To overcome this high additional cost, Shell Global Solutions recently developed the SCOT Ultra process (see Figure 1b), which offers a step change in the performance of the established SCOT process. It features Shell and Huntsman Corporation’s jointly developed highly selective Jefftreat Ultra family of solvents, which can achieve deep decreases in H2S emissions and improved selectivity for H2S over CO2.

In addition, it features Criterion Catalysts & Technologies’ (Criterion) C-834 high activity, low temperature SCOT catalyst, which adds further value by increasing the destruction of carbonyl sulphide (COS) in tail gas by 50-60% compared against conventional catalyst.

In addition to meeting more stringent emission regulations and delivering enhanced destruction of COS in tail gas, operators can benefit from lower operating costs when using the SCOT Ultra line-up. The TGTU converter can be run at a lower temperature, which gives operators the opportunity to prolong cycle length and reduce energy consumption by using indirect heating instead of line burners. A significant reduction in solvent circulation rate, combined with improved H2S removal performance at higher temperatures, is achieved in the TGTU absorber through the highly selective solvent, which translates into reduced steam, cooling and power costs, and facilitates much lower energy requirements.

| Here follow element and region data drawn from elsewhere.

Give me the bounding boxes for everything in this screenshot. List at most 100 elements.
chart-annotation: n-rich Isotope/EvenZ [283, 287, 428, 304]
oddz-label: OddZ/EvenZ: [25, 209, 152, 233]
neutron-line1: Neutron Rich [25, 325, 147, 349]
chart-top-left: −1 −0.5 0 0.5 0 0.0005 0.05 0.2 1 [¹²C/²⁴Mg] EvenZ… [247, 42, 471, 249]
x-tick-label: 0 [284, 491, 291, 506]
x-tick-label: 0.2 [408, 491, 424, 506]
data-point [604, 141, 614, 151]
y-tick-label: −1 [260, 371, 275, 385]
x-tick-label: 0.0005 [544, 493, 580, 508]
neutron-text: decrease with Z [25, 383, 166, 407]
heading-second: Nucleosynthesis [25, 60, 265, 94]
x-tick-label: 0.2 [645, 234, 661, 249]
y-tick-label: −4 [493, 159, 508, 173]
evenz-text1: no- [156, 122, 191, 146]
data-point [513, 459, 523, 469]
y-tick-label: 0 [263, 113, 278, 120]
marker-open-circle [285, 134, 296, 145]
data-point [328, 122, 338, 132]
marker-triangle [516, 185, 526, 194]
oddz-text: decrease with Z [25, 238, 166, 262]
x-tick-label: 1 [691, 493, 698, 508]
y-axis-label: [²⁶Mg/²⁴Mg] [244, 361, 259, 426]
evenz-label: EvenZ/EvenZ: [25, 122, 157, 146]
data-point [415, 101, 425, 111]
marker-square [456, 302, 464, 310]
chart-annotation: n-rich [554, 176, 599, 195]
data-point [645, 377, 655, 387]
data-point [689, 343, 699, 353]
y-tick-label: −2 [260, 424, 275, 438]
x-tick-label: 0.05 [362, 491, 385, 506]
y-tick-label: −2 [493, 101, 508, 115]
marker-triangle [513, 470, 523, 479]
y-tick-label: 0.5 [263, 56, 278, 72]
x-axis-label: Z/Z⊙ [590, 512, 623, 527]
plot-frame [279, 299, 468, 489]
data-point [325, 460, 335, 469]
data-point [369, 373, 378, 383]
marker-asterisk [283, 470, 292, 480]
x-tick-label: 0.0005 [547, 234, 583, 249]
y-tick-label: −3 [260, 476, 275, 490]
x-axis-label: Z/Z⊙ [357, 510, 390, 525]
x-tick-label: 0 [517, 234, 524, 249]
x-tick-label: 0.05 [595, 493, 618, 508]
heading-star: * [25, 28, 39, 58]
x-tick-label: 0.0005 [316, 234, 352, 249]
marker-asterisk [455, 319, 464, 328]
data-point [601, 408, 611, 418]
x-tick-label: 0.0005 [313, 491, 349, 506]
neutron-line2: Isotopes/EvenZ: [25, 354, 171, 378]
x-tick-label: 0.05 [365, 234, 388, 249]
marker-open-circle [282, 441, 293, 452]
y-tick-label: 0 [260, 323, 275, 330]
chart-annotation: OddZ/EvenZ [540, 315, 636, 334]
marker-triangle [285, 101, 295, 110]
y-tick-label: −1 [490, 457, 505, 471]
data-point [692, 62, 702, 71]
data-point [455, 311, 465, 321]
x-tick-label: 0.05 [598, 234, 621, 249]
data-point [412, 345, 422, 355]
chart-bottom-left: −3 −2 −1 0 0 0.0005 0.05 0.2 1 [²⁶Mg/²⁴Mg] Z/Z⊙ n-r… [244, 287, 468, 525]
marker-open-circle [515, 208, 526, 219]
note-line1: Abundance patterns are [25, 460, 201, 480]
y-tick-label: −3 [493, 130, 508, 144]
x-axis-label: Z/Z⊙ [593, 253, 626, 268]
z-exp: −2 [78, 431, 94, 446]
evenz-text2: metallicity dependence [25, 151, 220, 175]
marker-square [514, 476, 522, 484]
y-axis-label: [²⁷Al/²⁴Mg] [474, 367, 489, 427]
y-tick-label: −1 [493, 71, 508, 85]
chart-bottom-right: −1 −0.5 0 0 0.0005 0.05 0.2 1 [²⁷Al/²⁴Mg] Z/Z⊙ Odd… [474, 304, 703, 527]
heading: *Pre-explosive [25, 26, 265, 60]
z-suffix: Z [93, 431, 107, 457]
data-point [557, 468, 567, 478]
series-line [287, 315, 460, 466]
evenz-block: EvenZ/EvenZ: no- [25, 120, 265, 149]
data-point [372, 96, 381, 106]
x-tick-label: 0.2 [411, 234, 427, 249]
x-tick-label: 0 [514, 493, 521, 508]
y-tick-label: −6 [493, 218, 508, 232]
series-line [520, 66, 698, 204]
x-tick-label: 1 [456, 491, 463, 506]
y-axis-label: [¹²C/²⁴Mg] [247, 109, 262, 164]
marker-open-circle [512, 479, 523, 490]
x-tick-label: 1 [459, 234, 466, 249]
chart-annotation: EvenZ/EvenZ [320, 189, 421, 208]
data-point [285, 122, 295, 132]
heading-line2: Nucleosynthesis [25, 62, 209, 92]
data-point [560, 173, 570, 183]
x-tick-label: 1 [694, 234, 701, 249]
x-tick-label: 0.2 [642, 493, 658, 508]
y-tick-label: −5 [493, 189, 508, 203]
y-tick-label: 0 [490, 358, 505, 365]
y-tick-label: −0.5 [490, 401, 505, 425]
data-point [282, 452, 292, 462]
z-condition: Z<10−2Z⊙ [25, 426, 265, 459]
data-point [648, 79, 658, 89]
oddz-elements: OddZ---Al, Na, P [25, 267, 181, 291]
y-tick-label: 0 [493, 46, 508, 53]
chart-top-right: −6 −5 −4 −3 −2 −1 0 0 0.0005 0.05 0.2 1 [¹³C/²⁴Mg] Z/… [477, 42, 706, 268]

To quantify the benefits, the impact on capital and operating expenditure for the TGTU section using the SCOT Ultra process is shown in Figure 2. A TGTU with a generic methyl diethanolamine (MDEA) solvent and a TGTU with a formulated MDEA solvent operating at 50°C are compared with SCOT Ultra technology at 60°C solvent temperature. In this scenario, the solvent circulation rate could be reduced by 50% with SCOT Ultra compared to a TGTU with a generic MDEA solvent.